The immorality of Ovid’s poetry, especially the “Ars Amatoria”, was given as the official reason for Ovid’s exile to the Black Sea in A.D. 8. The mythological scenes that pepper the “Ars” offer material for comparison with Ovid’s later work, the “Metamorphoses”.

“The ‘Ars Amatoria’ is a work in three books, written in elegiac meter, that gives advice on ways to conquer women (Book I) and to retain their love (Book II); the third book, added later, in order to compensate the women for the harm done to them in the first two –such is the jesting premise- provides instruction in how to seduce men. Ovid describes the meeting places and the fashionable haunts of the capital (dinner parties, theaters, shows in the circus, promenades), the moments of relaxation and pastimes, the very varied occasions of urban life (the work is an important document of the everyday habits and customs of Rome) in which the lover is to carry out the campaign of seduction. The outer form is that of the didactic poem (the great Roman models were Lucretius and the ‘Georgics’ of Vergil), from which Ovid wittily borrows formulas, stances, and compositional schemes. The course of instruction is interrupted here and there by inserted mythological and historical narratives (a kind of tryout for the future ‘Metamorphoses’), which are intended to illustrate, in the manner of ‘exempla’, the validity of the advice given.

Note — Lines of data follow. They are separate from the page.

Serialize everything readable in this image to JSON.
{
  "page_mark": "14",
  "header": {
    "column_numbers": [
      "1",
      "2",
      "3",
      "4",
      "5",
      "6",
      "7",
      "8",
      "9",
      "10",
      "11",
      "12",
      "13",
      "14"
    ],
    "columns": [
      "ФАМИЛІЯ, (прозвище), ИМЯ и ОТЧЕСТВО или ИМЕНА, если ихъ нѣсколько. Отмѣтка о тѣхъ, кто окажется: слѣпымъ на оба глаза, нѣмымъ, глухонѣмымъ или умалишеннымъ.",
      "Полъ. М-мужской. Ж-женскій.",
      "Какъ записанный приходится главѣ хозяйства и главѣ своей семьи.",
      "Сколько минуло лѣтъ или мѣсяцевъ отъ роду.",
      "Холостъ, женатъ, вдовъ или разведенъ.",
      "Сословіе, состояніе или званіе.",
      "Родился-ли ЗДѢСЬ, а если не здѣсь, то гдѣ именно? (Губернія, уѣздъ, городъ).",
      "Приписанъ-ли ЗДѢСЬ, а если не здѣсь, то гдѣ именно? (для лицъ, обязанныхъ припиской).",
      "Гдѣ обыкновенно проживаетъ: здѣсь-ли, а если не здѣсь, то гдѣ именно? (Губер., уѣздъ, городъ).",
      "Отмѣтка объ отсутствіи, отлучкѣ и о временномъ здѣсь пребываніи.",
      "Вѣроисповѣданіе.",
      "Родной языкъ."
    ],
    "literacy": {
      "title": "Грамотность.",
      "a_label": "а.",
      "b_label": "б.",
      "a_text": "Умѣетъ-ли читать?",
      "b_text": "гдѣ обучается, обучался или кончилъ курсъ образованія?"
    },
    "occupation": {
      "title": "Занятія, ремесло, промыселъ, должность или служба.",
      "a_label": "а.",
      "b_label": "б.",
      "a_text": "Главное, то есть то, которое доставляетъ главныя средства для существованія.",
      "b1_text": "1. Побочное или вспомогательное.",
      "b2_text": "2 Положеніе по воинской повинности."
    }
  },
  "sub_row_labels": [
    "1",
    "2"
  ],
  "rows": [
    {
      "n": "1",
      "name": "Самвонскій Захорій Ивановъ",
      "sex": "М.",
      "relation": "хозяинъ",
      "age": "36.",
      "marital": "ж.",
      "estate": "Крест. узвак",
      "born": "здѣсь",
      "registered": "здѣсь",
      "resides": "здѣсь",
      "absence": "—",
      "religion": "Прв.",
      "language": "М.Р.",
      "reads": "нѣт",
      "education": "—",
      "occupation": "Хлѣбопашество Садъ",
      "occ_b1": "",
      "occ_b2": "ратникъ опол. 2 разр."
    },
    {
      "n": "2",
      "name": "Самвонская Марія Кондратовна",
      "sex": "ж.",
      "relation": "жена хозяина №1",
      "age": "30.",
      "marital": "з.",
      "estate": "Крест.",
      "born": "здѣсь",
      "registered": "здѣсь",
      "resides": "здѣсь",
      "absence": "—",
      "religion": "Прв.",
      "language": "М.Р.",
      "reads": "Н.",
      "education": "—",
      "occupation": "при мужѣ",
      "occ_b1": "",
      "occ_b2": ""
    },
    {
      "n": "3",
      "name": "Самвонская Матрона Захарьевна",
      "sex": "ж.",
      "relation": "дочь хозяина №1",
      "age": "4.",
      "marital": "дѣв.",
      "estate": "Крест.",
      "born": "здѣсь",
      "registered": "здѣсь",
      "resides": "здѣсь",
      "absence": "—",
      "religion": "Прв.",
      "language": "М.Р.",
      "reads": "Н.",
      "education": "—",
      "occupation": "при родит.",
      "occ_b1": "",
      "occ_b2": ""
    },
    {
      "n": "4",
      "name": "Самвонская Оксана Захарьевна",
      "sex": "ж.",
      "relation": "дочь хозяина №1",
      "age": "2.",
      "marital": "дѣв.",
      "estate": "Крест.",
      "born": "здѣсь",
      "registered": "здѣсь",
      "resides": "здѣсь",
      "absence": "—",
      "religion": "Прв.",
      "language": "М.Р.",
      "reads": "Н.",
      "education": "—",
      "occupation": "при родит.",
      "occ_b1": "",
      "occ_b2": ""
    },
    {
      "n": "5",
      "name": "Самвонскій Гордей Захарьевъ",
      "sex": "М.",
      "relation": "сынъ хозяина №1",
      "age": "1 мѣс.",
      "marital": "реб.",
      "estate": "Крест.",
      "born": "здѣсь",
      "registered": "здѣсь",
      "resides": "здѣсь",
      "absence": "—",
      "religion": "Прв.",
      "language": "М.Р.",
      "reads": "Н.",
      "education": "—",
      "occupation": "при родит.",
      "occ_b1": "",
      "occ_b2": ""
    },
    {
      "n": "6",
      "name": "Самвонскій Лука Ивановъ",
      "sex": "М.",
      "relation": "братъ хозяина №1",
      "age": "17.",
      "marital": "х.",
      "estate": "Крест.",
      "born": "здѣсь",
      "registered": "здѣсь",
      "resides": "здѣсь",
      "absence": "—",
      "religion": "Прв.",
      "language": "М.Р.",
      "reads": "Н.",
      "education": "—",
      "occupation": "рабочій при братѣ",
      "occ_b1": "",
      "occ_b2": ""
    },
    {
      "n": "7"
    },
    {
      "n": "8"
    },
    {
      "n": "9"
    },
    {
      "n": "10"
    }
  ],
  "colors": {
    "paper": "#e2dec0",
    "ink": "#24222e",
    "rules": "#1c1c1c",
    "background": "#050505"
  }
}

“The perfect lover by Ovid is characterized, of course, by his (or her) shameless lack of scruple, by impatience and combativeness towards traditional morality, ancient Roman usage –and this sphere of sexual and matrimonial morality is a very delicate one, to which Augustus in his reforming zeal attached particular importance (and so the scandal created by the ‘Ars Amatoria’ could be made the official charge against the poet at the time of his expulsion from Rome.) In fact, the libertine, unscrupulous character of the ‘Ars’, which has brought down upon the poet the disapproval of moralists in every age, is no more than the glittering, provocatively seductive outer covering of the work; precisely in becoming a ‘lusus’, an amusing intellectual exercise, the Ovidian eros loses all ethical purpose, all inclination to rebel against the prevailing morality. The absoluteness of love as a life choice upon which to base new values and a new morality, which had been the most revolutionary feature in elegiac poetry and earlier in Catullus, is lost in Ovid, and his work’s apparent libertinism can actually be brought within the bounds of the tradition ethic and its conventions.

Love’s Remedy:

“The didactic cycle begun in the ‘Ars Amatoria’ is concluded by the ‘Remedia Amoris’, the work that, reversing certain precepts of the ‘Ars’, teaches how to free oneself from love. It was a commonplace of erotic poetry that there is no remedy for the sickness of love, and the elegiac poet seemed almost to take delight in his being condemned to heartsickness, since he could not free himself from it, and yet inwardly was also proud of his complete devotion, of his choice of ‘nequitia’. Ovid reverses this position, asserting that it is not only possible but even obligatory to free oneself from love if it brings suffering. A work such as the ‘Remedia’, teaching how to heal oneself of love, represents the extreme development of elegiac poetry and brings to a symbolic close the brief period of its intense existence.”(Gian Biagio Conte, “Latin Literature, A History”).